Concerns like these are frequently raised because, while we have the technical means to easily share our culture, we are less inclined to visit its various precincts.  There are more interesting distractions to pursue.

I’m 72 and my students are mostly south of 20.  And though they are pleasant and easy to work with, it’s increasingly apparent that we come from very different places.  At times it can seem if we both flew in from different countries to spend some time together.  To be sure, we speak the same language, but the forces that have shaped us and and govern our interests are partly alien to each other.

Mine is the older country of the Vietnam War, political assassinations, the civil rights struggle and stunning leaps into space. We expected to meet future spouses in college. Even today our older selves still celebrate great cars, packed bookstores, jazz virtuosos and film and television benchmarks that are more sanguine than dystopian. Many in my generation also seek a daily connection to the national news cycle and, hence, to America’s sagging civil society.

At the same time, my country has also been hell-bent on the dream of affluence. It’s been somewhat less generous toward the young than those of the previous war generation, who gladly built schools, a vast transportation infrastructure for growth, and ways to provide access to college for veterans and the expanding middle class. Our’s is also a generation that votes in larger numbers, keeping a thumb on the government-services scale that favors the old over the young and poor.

 

The challenge here is to sort out reasons for the apparent fraying of links that have held together the culture.

 

By contrast, the young come from a country freed from many of these old cultural markers and some of the bigotries that went with them.  That’s expected, and a welcome part of the gift of idealism that is the birthright of the young.

Theirs is a nation of ‘digital natives’ organized around screens and represented more by personal media and fragmented video on-demand.  They mostly ignore the more centralized broadcasting of major networks. In addition, for the members of this country, devotion to a marriage partner can wait, while all-consuming devotion to the smartphone comes sooner. The device trades in artifacts of the self rather than the full self. It also feeds off the attractions of celebrity as a measure of self-worth.  This is expressed in terms of media markers, where a phone is a gateway to attention that can attract “followers” at a distance. The effect of the ubiquitous online discourse encourages much more interest in the “now” rather than a delayed-but-better “later.”

Of course I’m generalizing beyond what any individual case would allow. And it would be unfair to conclude that younger Americans don’t value social capital.  Many are generous with their time if asked to work for social justice causes.  But social connections are no longer created around shared discourse about the nation’s political problems.  Looming obstacles of the workplace and an independent adulthood matter more. The hollowing-out of the middle class now feeds a generalized discomfort among the young about finding a secure place that can yield the kinds of comfort levels known by their parents.

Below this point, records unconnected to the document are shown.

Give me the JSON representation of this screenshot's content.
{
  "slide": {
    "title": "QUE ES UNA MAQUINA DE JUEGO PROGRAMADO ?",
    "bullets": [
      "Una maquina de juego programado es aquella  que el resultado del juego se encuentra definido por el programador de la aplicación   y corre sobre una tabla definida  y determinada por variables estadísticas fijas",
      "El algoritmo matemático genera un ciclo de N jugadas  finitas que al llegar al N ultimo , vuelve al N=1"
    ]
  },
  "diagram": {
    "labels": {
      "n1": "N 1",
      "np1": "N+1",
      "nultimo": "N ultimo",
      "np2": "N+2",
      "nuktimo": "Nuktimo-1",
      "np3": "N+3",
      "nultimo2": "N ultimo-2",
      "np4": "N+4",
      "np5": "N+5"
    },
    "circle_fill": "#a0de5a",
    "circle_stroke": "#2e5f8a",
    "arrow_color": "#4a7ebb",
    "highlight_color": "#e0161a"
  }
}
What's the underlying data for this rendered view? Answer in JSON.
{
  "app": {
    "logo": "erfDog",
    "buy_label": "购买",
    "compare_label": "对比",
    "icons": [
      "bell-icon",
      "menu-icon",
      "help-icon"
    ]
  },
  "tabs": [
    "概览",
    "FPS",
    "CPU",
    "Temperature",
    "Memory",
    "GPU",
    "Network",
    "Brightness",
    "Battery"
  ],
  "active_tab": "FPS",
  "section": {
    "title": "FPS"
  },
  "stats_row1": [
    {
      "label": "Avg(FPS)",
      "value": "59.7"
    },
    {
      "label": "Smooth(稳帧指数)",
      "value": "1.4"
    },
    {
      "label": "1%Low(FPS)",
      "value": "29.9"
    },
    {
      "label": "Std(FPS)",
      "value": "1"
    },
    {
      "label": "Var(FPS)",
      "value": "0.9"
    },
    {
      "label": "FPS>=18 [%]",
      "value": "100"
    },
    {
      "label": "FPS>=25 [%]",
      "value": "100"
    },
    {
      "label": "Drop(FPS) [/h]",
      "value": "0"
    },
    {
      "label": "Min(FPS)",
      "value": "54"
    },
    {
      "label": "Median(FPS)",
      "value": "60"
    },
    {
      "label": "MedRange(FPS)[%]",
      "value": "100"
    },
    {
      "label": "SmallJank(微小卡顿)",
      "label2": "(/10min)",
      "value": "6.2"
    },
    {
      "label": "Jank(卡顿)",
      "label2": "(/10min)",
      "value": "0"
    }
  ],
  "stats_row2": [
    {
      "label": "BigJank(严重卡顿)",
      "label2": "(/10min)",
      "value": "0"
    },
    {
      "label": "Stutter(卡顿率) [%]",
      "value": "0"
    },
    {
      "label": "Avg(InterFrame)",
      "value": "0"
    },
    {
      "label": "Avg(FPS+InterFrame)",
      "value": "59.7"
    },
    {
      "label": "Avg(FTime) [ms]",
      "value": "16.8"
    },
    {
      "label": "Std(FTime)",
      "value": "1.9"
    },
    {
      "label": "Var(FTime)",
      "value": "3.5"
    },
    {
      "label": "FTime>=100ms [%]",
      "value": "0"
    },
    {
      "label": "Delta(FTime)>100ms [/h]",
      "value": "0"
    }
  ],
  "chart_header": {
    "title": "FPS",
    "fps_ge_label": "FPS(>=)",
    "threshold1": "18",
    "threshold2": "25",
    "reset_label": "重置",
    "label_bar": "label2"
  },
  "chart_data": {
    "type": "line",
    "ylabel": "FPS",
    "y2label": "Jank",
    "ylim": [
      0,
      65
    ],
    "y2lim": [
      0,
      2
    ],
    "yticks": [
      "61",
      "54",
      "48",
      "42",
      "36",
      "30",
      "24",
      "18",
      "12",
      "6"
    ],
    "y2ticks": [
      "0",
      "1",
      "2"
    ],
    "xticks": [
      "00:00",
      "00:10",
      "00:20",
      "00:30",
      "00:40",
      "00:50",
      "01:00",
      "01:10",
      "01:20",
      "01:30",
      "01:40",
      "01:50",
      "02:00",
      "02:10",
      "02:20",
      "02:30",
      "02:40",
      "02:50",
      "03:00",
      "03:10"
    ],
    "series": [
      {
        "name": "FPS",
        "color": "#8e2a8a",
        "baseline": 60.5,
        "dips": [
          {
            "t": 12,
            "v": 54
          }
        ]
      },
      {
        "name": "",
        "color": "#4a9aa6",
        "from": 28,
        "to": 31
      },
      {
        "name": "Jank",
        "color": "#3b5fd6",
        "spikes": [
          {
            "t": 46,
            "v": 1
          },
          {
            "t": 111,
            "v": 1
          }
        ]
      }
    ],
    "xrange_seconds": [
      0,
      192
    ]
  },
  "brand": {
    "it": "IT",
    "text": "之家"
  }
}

The challenge here is to sort out reasons for the apparent fraying of links that have previously held together the culture. Generational differences are a given.  But the atomizing of experience that is common in peer to peer media shifts our energies toward the personal and away from the political, which is traditionally the realm of core questions about how we should live as a society.  So we have to ask: are we still living in a shared cultural space if we don’t share the same stories?